Drivers didn’t know what to expect before hitting the track. After the two-day test was over, NBC Sports asked several drivers what they learned from The Thermal Club.
“I think it’s a first-class facility, no doubt,” two-time NTT IndyCar Series champion Josef Newgarden of Team Penske said. “I think the entire facility here at Thermal really rolled out the red carpet for us. They did a tremendous job.
“It was a fairly flawless test, I would say, for two days. I think the great thing about this was we had a two-day test, which was fantastic. You got to have this warmup; this preseason build. That was the biggest positive for me, is that we were here, we were running cars. It was a great facility to do it at.
“I think the track was a lot more fun than we anticipated. It was challenging, definitely technical. I don’t know how relevant it is. For us, it wasn’t really relevant to anywhere we’re going, but that’s OK.”
But even though the track has no sector particularly similar to any road or street course on the schedule, there still were benefits.
“In a lot of ways, it is relevant,” Newgarden said. “For us it was relevant for building the team up, trying to work in a competitive environment, be competitive together. That’s everything. So regardless of is the setup going to apply to a certain track or another, (it) doesn’t really matter.
“For us, it was applying the principles of how we’re going to work together. From that standpoint, it was very productive for everybody. Raceability-wise, it’s hard to say. It was chewing tires up. Big drop-off from run one to two. I think from a race standpoint, that would be quite positive. You’d have big tire deg here.
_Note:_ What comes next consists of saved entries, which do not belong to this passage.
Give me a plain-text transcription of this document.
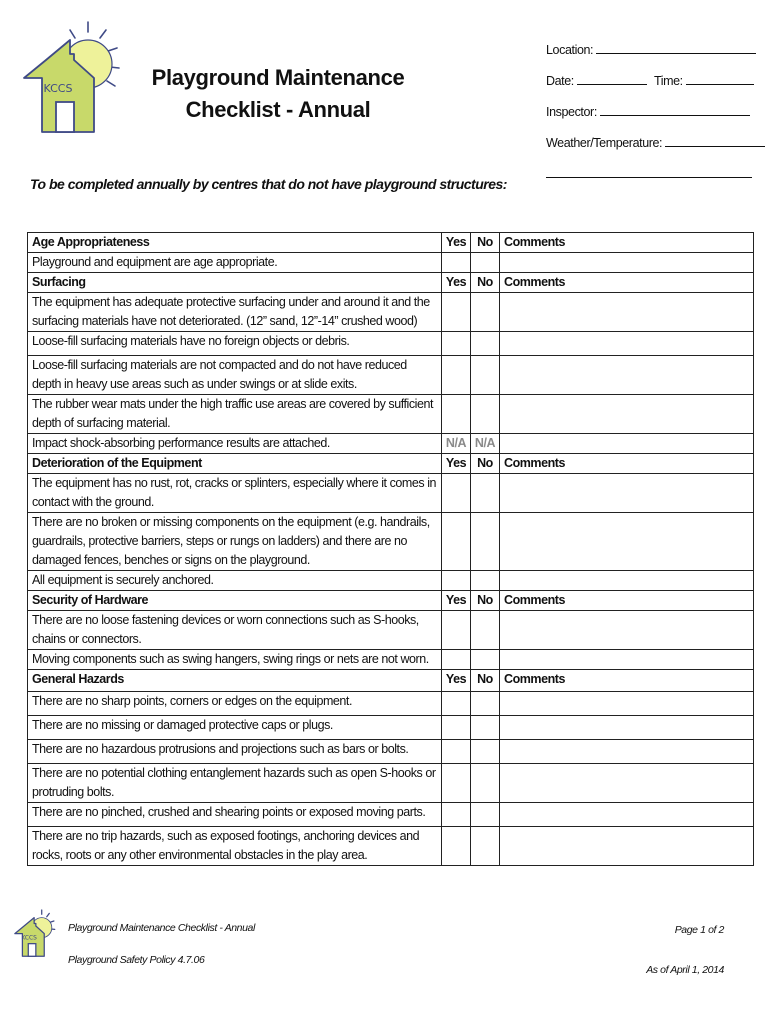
KCCS	Playground Maintenance
Checklist - Annual
Location:
Date:	Time:
Inspector:
Weather/Temperature:
To be completed annually by centres that do not have playground structures:
Age Appropriateness	Yes	No	Comments
Playground and equipment are age appropriate.			
Surfacing	Yes	No	Comments
The equipment has adequate protective surfacing under and around it and the surfacing materials have not deteriorated. (12” sand, 12”-14” crushed wood)			
Loose-fill surfacing materials have no foreign objects or debris.			
Loose-fill surfacing materials are not compacted and do not have reduced depth in heavy use areas such as under swings or at slide exits.			
The rubber wear mats under the high traffic use areas are covered by sufficient depth of surfacing material.			
Impact shock-absorbing performance results are attached.	N/A	N/A	
Deterioration of the Equipment	Yes	No	Comments
The equipment has no rust, rot, cracks or splinters, especially where it comes in contact with the ground.			
There are no broken or missing components on the equipment (e.g. handrails, guardrails, protective barriers, steps or rungs on ladders) and there are no damaged fences, benches or signs on the playground.			
All equipment is securely anchored.			
Security of Hardware	Yes	No	Comments
There are no loose fastening devices or worn connections such as S-hooks, chains or connectors.			
Moving components such as swing hangers, swing rings or nets are not worn.			
General Hazards	Yes	No	Comments
There are no sharp points, corners or edges on the equipment.			
There are no missing or damaged protective caps or plugs.			
There are no hazardous protrusions and projections such as bars or bolts.			
There are no potential clothing entanglement hazards such as open S-hooks or protruding bolts.			
There are no pinched, crushed and shearing points or exposed moving parts.			
There are no trip hazards, such as exposed footings, anchoring devices and rocks, roots or any other environmental obstacles in the play area.			
KCCS
Playground Maintenance Checklist - Annual
Playground Safety Policy 4.7.06
Page 1 of 2
As of April 1, 2014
“You’d have to do more work on runoff areas if we wanted to race here, but it’s possible. I don’t think it would take much effort to do the things to run an actual race.”
Kirkwood found speed in his Andretti Autosport machine, but he used the test to create a smooth working relationship with his new crew.
“I wouldn’t say that we found something here that is going to translate to anywhere, right?” the 2021 Indy Lights champion said. “This is a very unique track, although it was a lot of fun to drive, and it kind of surprised me in the amount of grip that it actually produced.
“It was quite a bit faster than what we expected.”
Many of the NTT IndyCar Series teams will test later this month at Sebring, Florida, as they prepare for the Firestone Grand Prix of St. Petersburg to kick off the season March 5.
“It’s a very nice facility, a nice area, it’s pretty cool to have two days of testing here with a lot of high-profile people,” two-time NTT IndyCar Series champion Will Power of Team Penske told NBC Sports. “It’s a very technical, tough track.
“It’s pretty good.”
The Thermal Club received rave reviews, welcomed IndyCar and provided exposure to the movers and shakers of the business community that own the luxury villas and homes in this ultra-rich community.
Could it be a venue of the future for a series that sells lifestyle as much as on-track competition?
“This is a fantastic facility and the circuit is a fast circuit,” team owner Bobby Rahal told NBC Sports. “It’s pretty exciting to watch the cars run around here. I think it would be attractive to people.
“I’ll leave that up to Mark Miles and (IndyCar President) Jay Frye and everybody else whether we have a race here, but why not?